O ônibus estava quase cheio, quando entrei. Havia um único assento livre, ao lado de uma moça compenetrada em alguma leitura. Sentei. Tentei olhar discretamente pra ela, pra dizer qualquer coisa amistosa, mas ela não tirou os olhos da revista. Era uma revista daquelas de noiva, com vestidos de casamento dos mais variados. Ela olhava as gravuras como quem se derrete por uma casquinha de sorvete. Ela queria muito.
Coloquei meu fone e liguei o mp3. Fechei os olhos pra começar o longo trajeto até a minha casa. Alguns minutos depois, notei que a moça estava inquieta e abri os olhos. Ela chorava, discretamente. Mas o corpo todo se mexia, com os soluços. Tentei fingir que não via. Não queria me intrometer, pousar de conselheiro. Nunca obtive sucesso com essas coisas. Mas não pude ignorar a situação por muito tempo. Ela começou a choramingar alto, chamando a atenção daqueles que estavam por perto.
- Moça? – chamei, tirando o fone do ouvido.

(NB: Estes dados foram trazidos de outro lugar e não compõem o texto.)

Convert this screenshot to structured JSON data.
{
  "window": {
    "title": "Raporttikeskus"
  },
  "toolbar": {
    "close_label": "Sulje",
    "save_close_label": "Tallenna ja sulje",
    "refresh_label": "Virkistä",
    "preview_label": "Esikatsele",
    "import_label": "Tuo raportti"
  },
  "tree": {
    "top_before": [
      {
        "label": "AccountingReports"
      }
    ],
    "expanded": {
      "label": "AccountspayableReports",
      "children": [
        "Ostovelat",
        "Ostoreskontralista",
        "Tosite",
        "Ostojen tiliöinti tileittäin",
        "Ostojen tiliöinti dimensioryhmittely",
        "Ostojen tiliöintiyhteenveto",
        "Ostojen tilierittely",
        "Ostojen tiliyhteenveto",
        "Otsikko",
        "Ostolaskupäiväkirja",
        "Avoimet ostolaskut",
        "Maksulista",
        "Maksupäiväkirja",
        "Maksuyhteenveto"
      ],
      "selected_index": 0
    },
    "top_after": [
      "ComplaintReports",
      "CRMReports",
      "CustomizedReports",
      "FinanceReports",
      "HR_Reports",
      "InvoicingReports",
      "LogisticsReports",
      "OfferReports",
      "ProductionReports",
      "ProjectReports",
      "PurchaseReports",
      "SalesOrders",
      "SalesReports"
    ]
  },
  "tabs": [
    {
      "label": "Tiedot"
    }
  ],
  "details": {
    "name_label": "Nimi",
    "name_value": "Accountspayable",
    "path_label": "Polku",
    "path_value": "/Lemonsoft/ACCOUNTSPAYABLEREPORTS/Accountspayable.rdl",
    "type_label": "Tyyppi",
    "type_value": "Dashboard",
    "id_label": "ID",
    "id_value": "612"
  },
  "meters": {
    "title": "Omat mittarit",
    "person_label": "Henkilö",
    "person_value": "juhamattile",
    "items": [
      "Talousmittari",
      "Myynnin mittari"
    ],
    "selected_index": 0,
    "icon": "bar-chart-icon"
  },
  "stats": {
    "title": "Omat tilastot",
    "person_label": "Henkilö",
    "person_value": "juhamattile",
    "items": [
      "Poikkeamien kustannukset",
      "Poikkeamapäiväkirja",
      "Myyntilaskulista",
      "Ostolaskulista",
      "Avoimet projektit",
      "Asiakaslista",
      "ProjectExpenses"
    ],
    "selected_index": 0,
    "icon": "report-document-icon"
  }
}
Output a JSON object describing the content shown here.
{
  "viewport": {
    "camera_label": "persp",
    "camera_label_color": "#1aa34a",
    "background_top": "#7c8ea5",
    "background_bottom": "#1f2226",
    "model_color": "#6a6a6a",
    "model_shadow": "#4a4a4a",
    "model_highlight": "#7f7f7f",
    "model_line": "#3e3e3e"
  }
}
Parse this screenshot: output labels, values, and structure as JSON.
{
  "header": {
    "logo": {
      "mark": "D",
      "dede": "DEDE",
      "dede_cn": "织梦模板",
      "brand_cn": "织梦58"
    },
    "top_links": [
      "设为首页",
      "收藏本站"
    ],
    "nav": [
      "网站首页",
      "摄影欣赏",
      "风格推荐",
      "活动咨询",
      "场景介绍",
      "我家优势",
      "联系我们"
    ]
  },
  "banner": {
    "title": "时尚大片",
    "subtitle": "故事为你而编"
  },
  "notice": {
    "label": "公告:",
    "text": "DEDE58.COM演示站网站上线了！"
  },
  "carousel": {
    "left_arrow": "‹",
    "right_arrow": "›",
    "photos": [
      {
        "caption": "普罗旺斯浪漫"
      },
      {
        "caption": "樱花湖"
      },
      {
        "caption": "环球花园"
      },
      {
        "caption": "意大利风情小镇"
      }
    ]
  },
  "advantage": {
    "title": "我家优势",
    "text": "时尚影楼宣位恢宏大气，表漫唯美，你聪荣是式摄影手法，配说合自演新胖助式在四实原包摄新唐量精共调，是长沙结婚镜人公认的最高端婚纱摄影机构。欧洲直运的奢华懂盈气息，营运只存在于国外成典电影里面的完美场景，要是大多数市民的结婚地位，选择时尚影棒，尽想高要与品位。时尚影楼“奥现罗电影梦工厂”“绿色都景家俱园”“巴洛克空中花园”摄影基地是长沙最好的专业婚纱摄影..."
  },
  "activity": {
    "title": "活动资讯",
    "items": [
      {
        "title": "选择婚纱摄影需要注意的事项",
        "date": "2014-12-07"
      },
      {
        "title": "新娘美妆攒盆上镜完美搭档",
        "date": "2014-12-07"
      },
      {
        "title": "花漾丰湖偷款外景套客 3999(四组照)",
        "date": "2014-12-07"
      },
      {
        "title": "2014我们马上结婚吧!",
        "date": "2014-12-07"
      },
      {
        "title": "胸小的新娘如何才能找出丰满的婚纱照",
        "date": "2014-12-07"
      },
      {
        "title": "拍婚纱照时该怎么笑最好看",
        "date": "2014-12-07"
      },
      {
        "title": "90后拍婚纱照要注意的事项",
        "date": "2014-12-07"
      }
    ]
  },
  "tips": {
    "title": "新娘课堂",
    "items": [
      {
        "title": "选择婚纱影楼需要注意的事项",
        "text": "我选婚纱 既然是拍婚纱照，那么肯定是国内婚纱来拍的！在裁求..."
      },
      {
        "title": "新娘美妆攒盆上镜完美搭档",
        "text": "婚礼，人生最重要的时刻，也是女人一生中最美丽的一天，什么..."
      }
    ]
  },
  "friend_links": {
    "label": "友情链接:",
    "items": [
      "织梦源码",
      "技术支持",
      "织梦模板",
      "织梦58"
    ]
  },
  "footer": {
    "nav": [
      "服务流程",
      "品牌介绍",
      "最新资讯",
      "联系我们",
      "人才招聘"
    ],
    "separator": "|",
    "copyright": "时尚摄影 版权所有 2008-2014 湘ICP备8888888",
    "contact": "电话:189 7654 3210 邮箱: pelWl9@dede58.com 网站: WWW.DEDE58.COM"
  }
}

Ela me olhou com uma firmeza assustadora, um par de olhos insistentes, invasivos, perdidos em meio a lágrimas que apontavam sentimentos muito confusos.
- Você está bem? Quer que eu aperte pra você descer?
- Não, obrigada. – ela parou um instante. Me encarou. – Como você sabe?
Balancei a cabeça, confuso. Ela percebeu que eu não havia entendido a pergunta.
- Como você entra nesse ônibus, senta ao meu lado, usando o mesmo perfume dele?
- Dele quem?
- Você pode esconder essa revista na sua pasta? Leve pra sua namorada.
- Eu não tenho namorada.
- Leve, apenas. Tem palavras cruzadas. – e ela me estendeu a revista de noiva, com a capa úmida das lágrimas que lhe caíram do rosto.
- Obrigado. – agradeci e guardei a revista.
- Eu o amo, sabe? De um jeito insano. Me faz mal.
- Sei como é. Já amei igual. Não é amor, isso. Amor não faz mal a ninguém.
- Ele me disse exatamente assim, com essas palavras. Você é uma espécie de bruxo?
- Não. – eu sorri, ante o espanto dela. – Já lhe ocorreu que, em todo lugar, as pessoas vivem coisas muito parecidas? Eu só usei as minhas palavras, que, coincidentemente, foram as dele.
- E como você deixou de amar? – ela interrogou, mostrando muito interesse na minha vida particular.
- Eu escrevia. Depois apagava tudo. Me expus ao máximo até me esvaziar dela.
- Eu não sei escrever. Só sei chorar.
- Também é uma forma de escrever.
- É? – ela perguntou, fascinada.
- Me parece que sim.
Ela apertou minha mão, me olhou fundo nos olhos, como se fosse me tragar. Me senti fumaça, desintegrei.
- Eu vou passar a escrever. Todos os dias. Me passa seu endereço, vou te mandar. Quero um leitor, alguém que acompanhe meu jornal diário.
Mulher louca, pensei. Tá achando que me interesso por cartas de amor mal resolvido? Tenho meus próprios romances. Inclusive, há dois meses tenho tentado concluir “Crime e castigo”. E agora essa história de jornal diário? Fiz cara de desentendido.
- Você se importa?
Quis dizer que sim, que me importava. Que se eu gostasse dessas coisas, teria feito psicologia, não direito. Que existem psicólogos aos montes, por conta de gente querendo esquecer um grande amor. Que eu tinha meus problemas pessoais. E não conseguia dar conta de um terço deles. Agora mais essa? Quis parar o ônibus ali mesmo e descer, inventando qualquer desculpa.
- Pode mandar pro meu e-mail. – eu disse e passei meu endereço eletrônico. Ficaria fácil sinalizar os e-mails dela como spam. Problema resolvido!
Ela agradeceu efusivamente e desceu no ponto seguinte. Ao vê-la desvencilhar-se de toda aquela gente do ônibus e me acenar, lá da porta, tive pena. Quis ajudar. Encontrei nela uma normalidade aparente; coisa que parecia não ter. Os olhos, porém, carregavam traços de loucura.
Ela nunca mandou um e-mail sequer. E eu aguardo até hoje, numa ansiedade que, por vezes, me irrita. Profundamente.